The sections of papers
    assigned for Oct. 23 discuss the distributed storage and access of
    data in Bigtable and Cassandra.  Sections of the paper
    describing the Google distributed file system (GFS) are included
    because Bigtable relies on that system to take care of some of the
    issues of distributed storage.  You should consider GFS to be
    part of Bigtable for the purpose of answering the questions
    below.   The questions below ask about the main ideas, and
    your answers should be brief.  We may wish to dig deeper in
    class
    discussion.  
    
    1.  There are many ways one might organize the distributed
    storage of data structured as rows and columns.   What design
    decisions are shared by both Bigtable and Cassandra?  
    
    2.  Bigtable uses a "master server" and "tablet servers" 

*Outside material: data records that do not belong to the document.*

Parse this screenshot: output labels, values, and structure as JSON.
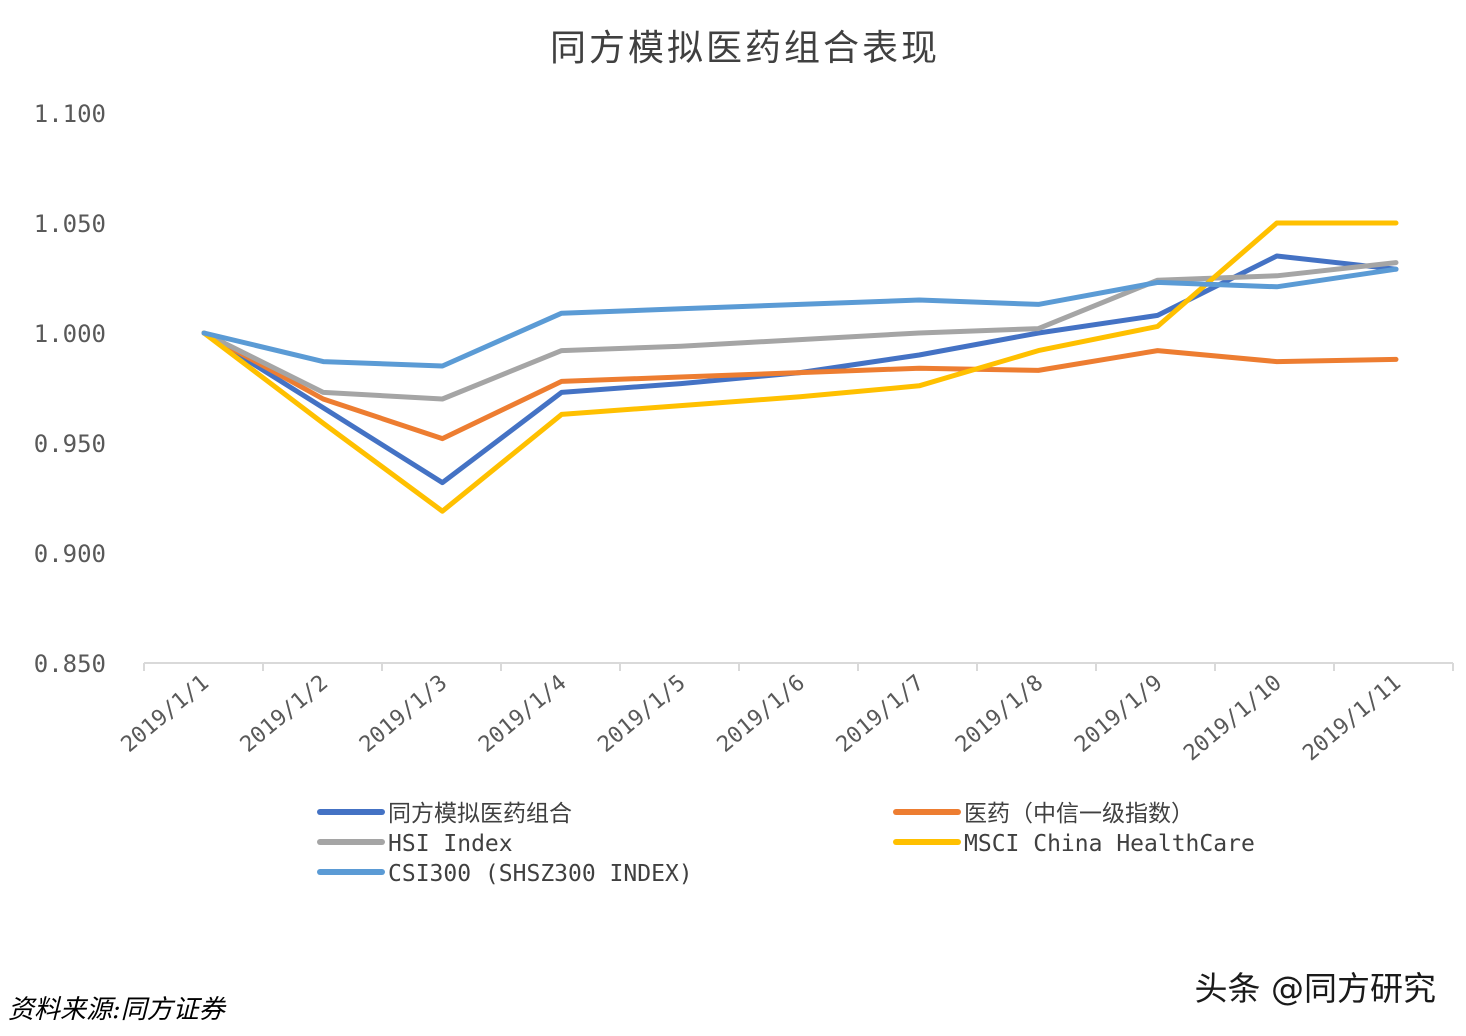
{
  "chart_data": {
    "type": "line",
    "title": "同方模拟医药组合表现",
    "xlabel": "",
    "ylabel": "",
    "categories": [
      "2019/1/1",
      "2019/1/2",
      "2019/1/3",
      "2019/1/4",
      "2019/1/5",
      "2019/1/6",
      "2019/1/7",
      "2019/1/8",
      "2019/1/9",
      "2019/1/10",
      "2019/1/11"
    ],
    "ylim": [
      0.85,
      1.1
    ],
    "yticks": [
      0.85,
      0.9,
      0.95,
      1.0,
      1.05,
      1.1
    ],
    "ytick_labels": [
      "0.850",
      "0.900",
      "0.950",
      "1.000",
      "1.050",
      "1.100"
    ],
    "grid": false,
    "legend_position": "bottom",
    "series": [
      {
        "name": "同方模拟医药组合",
        "color": "#4472C4",
        "values": [
          1.0,
          0.966,
          0.932,
          0.973,
          0.977,
          0.982,
          0.99,
          1.0,
          1.008,
          1.035,
          1.029
        ]
      },
      {
        "name": "医药（中信一级指数）",
        "color": "#ED7D31",
        "values": [
          1.0,
          0.97,
          0.952,
          0.978,
          0.98,
          0.982,
          0.984,
          0.983,
          0.992,
          0.987,
          0.988
        ]
      },
      {
        "name": "HSI Index",
        "color": "#A5A5A5",
        "values": [
          1.0,
          0.973,
          0.97,
          0.992,
          0.994,
          0.997,
          1.0,
          1.002,
          1.024,
          1.026,
          1.032
        ]
      },
      {
        "name": "MSCI China HealthCare",
        "color": "#FFC000",
        "values": [
          1.0,
          0.959,
          0.919,
          0.963,
          0.967,
          0.971,
          0.976,
          0.992,
          1.003,
          1.05,
          1.05
        ]
      },
      {
        "name": "CSI300 (SHSZ300 INDEX)",
        "color": "#5B9BD5",
        "values": [
          1.0,
          0.987,
          0.985,
          1.009,
          1.011,
          1.013,
          1.015,
          1.013,
          1.023,
          1.021,
          1.029
        ]
      }
    ]
  },
  "source_note": "资料来源:同方证券",
  "watermark": "头条 @同方研究"
}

    to manage the reading and writing of data;  Cassandra does not
    have a distinguished master node.   What are the pros and cons
    of each architecture?
    
    3.  How is replication handled in each of Bigtable and
    Cassandra?
    
    4.  What are the main steps in reading and writing data in
    Bigtable?
    
    5. What are the main steps in reading and writing data in Cassandra?